RFR 8051408: JEP 273: DRBG-Based SecureRandom Implementations
Xuelei Fan
xuelei.fan at oracle.com
Wed Apr 20 04:53:15 UTC 2016
On 4/20/2016 12:00 PM, Wang Weijun wrote:
>
>> On Apr 20, 2016, at 11:34 AM, Xuelei Fan <xuelei.fan at oracle.com> wrote:
>>
>> On 4/19/2016 9:09 PM, Xuelei Fan wrote:
>>> On 4/15/2016 9:
>>>> http://cr.openjdk.java.net/~weijun/8051408/webrev.10/
>>
>> src/java.base/share/classes/sun/security/provider/AbstractDrbg.java
>> ===================================================================
>> ------
>> 670 nonce = longToByteArray(cc.incrementAndGet());
>> 685 private static byte[] longToByteArray(long l)
>>
>> The nonce is leading with "sun.drbg", and following by a 8-bytes integer
>> value. This scheme only provider 8-bytes randomness. Looks like the
>> quality does not meet the nonce requirements (8.7.6 NIST SP-800-90Ar1)
>> for 256-bit strength.
>
> 8.6.7 allows it to be a "monotonically increased sequence number".
>
I don't think it means you can downgrade the strength. 8-byte integer
value may wrap and is not monotonically increased. A sequence number
does not limited to 8-bytes integer. It can be unlimited.
>> ------
>> Section 7.2 of NIST SP 800-90Ar1 says: "The personalization string
>> should be unique for all instantiations of the same DRBG mechanism type".
>>
>> Please check the unique for the personalization string in the
>> implementation.
>
> "Should" is not "shall" (section 4, terms).
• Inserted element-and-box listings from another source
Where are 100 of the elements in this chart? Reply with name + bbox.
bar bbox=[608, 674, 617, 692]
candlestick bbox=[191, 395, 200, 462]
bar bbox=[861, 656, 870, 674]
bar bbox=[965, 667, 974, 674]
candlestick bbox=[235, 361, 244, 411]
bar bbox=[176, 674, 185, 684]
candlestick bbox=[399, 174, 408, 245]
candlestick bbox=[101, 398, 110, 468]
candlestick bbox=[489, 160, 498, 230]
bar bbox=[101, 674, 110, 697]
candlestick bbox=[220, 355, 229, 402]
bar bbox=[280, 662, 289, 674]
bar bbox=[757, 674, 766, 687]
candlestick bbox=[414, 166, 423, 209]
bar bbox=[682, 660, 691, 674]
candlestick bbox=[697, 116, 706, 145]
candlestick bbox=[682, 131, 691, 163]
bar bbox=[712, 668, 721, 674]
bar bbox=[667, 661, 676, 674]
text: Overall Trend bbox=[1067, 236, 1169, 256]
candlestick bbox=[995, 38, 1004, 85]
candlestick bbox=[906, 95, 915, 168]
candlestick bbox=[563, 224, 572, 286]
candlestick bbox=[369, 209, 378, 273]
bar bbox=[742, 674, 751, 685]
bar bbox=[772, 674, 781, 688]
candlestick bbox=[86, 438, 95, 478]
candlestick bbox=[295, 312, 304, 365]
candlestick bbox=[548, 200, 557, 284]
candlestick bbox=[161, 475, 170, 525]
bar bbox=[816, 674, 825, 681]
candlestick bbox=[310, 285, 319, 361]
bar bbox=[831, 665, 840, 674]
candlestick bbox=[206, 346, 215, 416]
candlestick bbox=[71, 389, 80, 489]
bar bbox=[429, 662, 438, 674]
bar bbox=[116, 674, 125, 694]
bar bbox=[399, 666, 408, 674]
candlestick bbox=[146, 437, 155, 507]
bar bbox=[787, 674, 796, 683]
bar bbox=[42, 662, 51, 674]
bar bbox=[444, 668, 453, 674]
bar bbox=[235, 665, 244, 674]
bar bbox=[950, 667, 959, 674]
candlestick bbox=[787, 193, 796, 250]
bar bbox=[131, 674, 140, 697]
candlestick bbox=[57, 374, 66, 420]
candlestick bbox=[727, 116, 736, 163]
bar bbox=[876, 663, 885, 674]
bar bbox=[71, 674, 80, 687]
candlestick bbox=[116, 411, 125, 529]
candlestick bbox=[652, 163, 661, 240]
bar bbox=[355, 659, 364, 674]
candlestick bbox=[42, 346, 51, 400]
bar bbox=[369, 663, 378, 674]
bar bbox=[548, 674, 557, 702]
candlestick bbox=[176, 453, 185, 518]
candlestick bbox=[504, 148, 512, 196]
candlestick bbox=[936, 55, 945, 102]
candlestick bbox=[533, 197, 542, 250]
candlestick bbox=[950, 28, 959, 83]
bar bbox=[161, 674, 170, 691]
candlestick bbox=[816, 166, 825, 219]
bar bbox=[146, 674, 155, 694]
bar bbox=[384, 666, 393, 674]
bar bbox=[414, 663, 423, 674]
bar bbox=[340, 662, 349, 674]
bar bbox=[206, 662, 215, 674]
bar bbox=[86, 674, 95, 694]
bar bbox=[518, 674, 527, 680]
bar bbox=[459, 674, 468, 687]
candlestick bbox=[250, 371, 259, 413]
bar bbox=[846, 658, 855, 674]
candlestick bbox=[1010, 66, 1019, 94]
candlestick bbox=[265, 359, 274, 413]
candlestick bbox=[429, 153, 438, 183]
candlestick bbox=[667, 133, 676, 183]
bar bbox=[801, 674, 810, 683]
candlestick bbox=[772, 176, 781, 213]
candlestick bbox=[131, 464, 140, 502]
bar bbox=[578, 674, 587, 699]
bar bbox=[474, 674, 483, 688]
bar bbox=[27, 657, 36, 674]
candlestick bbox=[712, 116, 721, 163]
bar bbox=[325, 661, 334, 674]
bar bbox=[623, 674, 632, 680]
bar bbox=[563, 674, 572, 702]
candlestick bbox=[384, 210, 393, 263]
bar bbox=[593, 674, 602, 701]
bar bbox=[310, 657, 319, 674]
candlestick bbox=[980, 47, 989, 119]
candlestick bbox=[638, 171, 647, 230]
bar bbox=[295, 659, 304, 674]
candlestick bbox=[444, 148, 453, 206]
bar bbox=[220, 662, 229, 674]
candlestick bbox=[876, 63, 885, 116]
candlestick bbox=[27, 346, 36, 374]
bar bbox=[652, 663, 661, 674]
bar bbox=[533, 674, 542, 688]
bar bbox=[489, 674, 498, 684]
"should" is recommended. Better to adhere to.
> Two other reasons:
>
> 1. Checking for uniqueness needs to save all strings in memory.
>
I see, but you need to find a smart solution. Add some randomness, or
make some checking. It may be a security issue if you don't check the
unique.
> 2. The default is null, and all nulls are the same. Why bother checking for those non-nulls for uniqueness?
>
null is special. If "entropy+nonce+null" is safe,
"entropy+nonce+'constant'" may be problematic for some crypto operation.